[Repost] Re: [Tutor] newbie re question

Danny Yoo dyoo@hkn.eecs.berkeley.edu
Thu Jul 10 16:57:01 2003


On Thu, 10 Jul 2003 tpc@csua.berkeley.edu wrote:

> hi Danny, I sent this to the list two days ago and to you yesterday and
> wasn't sure if you received it.


Hi tpc,


I'm still trying to catch up with email; my apologies for not responding
to this sooner.



> I am still confused why you provided for a negative lookahead.  I looked
> at amk's definition of a negative lookahead, and it seems to say the
> regex will not match if the negative lookahead condition is met.  So:
>
> >>> testsearch = re.compile('tetsuro(?!hello)', re.IGNORECASE)
> >>> testsearch.search('tetsurohello')
> >>> testsearch.search('hitetsuroone')
> <_sre.SRE_Match object at 0x860e4a0>


The negative lookahead in the URL detection routines allow us to find URLs
at the end of sentences.  For example, the string:


    """You can find out more information about Python
       at http://python.org/doc/Newbies.html.  It's very helpful."""

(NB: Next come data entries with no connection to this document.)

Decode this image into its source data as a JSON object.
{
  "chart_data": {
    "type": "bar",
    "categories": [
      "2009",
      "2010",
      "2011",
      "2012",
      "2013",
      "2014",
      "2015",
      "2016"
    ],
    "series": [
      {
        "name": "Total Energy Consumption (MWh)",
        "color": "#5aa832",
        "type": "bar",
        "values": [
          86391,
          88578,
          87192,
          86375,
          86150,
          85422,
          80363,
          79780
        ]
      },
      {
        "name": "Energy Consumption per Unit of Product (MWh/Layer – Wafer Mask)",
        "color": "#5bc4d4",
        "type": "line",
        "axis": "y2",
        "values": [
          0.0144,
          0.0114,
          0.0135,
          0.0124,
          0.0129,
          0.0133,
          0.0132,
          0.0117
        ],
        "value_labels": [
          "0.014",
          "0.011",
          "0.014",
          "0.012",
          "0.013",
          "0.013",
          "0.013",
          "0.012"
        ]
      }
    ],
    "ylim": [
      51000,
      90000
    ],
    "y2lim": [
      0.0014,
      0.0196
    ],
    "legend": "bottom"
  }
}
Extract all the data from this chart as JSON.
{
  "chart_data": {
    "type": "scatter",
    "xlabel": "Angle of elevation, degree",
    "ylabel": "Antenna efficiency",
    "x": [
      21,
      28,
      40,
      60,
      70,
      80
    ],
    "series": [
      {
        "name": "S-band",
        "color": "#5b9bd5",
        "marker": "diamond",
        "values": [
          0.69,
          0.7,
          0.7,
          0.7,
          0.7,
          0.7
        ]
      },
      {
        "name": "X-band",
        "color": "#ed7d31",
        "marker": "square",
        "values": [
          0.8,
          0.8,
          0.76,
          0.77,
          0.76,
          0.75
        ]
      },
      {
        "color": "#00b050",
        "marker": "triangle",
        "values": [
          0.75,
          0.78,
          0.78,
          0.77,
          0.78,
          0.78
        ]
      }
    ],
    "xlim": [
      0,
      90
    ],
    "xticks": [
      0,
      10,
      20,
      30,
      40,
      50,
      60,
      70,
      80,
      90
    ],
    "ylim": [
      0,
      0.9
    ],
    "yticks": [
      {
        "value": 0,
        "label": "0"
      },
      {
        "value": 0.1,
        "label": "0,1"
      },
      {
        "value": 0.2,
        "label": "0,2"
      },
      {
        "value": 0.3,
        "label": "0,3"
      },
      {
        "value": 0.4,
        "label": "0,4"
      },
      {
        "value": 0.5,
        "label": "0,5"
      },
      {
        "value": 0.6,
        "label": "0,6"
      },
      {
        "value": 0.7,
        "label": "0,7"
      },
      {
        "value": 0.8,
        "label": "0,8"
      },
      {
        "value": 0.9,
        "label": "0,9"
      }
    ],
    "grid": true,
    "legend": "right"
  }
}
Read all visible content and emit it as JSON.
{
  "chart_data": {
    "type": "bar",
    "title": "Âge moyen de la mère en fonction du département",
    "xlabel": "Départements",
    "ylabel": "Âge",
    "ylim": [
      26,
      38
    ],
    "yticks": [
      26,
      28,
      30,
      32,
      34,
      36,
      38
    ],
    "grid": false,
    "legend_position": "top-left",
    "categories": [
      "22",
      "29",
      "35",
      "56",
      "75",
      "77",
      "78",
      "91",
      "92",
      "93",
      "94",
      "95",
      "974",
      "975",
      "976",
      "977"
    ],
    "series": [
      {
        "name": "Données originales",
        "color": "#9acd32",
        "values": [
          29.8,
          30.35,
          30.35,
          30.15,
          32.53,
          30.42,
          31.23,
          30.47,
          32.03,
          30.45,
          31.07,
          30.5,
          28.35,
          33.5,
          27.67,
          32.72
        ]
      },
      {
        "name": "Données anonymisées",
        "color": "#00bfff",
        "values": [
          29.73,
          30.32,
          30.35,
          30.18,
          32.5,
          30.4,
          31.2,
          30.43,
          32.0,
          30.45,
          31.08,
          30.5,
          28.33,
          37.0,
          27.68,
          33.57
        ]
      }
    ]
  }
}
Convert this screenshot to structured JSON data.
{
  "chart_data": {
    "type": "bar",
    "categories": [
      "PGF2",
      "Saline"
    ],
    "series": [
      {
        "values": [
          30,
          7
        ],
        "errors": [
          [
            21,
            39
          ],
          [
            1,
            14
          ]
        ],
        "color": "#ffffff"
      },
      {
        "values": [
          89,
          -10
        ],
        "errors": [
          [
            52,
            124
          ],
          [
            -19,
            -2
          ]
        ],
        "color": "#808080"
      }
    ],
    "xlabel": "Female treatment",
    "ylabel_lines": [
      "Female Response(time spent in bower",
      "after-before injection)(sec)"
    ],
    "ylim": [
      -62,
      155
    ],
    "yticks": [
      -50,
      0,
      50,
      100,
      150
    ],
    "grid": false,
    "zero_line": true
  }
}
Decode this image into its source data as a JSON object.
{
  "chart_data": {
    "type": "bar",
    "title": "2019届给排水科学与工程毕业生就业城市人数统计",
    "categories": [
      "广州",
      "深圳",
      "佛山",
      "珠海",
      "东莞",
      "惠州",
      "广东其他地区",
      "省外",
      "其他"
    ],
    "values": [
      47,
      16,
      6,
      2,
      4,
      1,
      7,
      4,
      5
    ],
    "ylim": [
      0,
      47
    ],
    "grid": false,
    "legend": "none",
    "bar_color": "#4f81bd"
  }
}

contains an embedded URL that can be tricky to pull out correctly.
Normally, periods are legal "word" characters in that regular expression,
and a regular expression without negative lookahead will probably grab
"http://python.org/doc/Newbies.html.", including the last period.



Looking back on the regular expression:

    (http://
          [\w\.-]+            ## bunch of "word" characters
    )

          \.?
          (?![\w.-/])


the negative lookup is there to detect a period that's being used to end a
sentence, and allows us to exclude it so that we can correctly extract
"http://python.org/doc/Newbies.html" without the trailing period.





> Here is an example of something similar that perplexes:
>
> >>> testsearch = re.compile(r'tetsuro\.?(?!hello)', re.IGNORECASE)
> >>> match = testsearch.search('tetsuro.hello')
> >>> match.group()
> 'tetsuro'


In this first case, we allow the period to be optional: that's the key
that allows this to match.  The regular expression, then, eats its input
up to 'tetsuro', and the negative lookahead is happy, since the remaining
input --- that lone period '.' --- is not equal to 'hello'.



If we remove '?' from the query, you'll see what you probably expect:

###
>>> import re
>>> testsearch = re.compile(r'tetsuro\.(?!hello)', re.IGNORECASE)
>>> match = testsearch.search('tetsuro.hello')
>>> match.group()
Traceback (most recent call last):
  File "<stdin>", line 1, in ?
AttributeError: 'NoneType' object has no attribute 'group'
###


And now it doesn't match at all.




> >>> match = testsearch.search('tetsuro..hello')
> >>> match.group()
> 'tetsuro.'
>
> Why wasn't the first period caught ?



Going back to the example,

###
testsearch = re.compile(r'tetsuro\.?(?!hello)', re.IGNORECASE)
match = testsearch.search('tetsuro.hello')
###

If the first period catches, then the negative lookahead constraint gets
violated since the rest of the input, 'hello', matches against (?!hello).
The regular expression engine is forced by constraint to not match that
period.


I have to admit: I'm not a regular expression guru.  *grin*  I have heard,
though, that the book "Mastering Regular Expressions",

    http://www.oreilly.com/catalog/regex/


Good luck!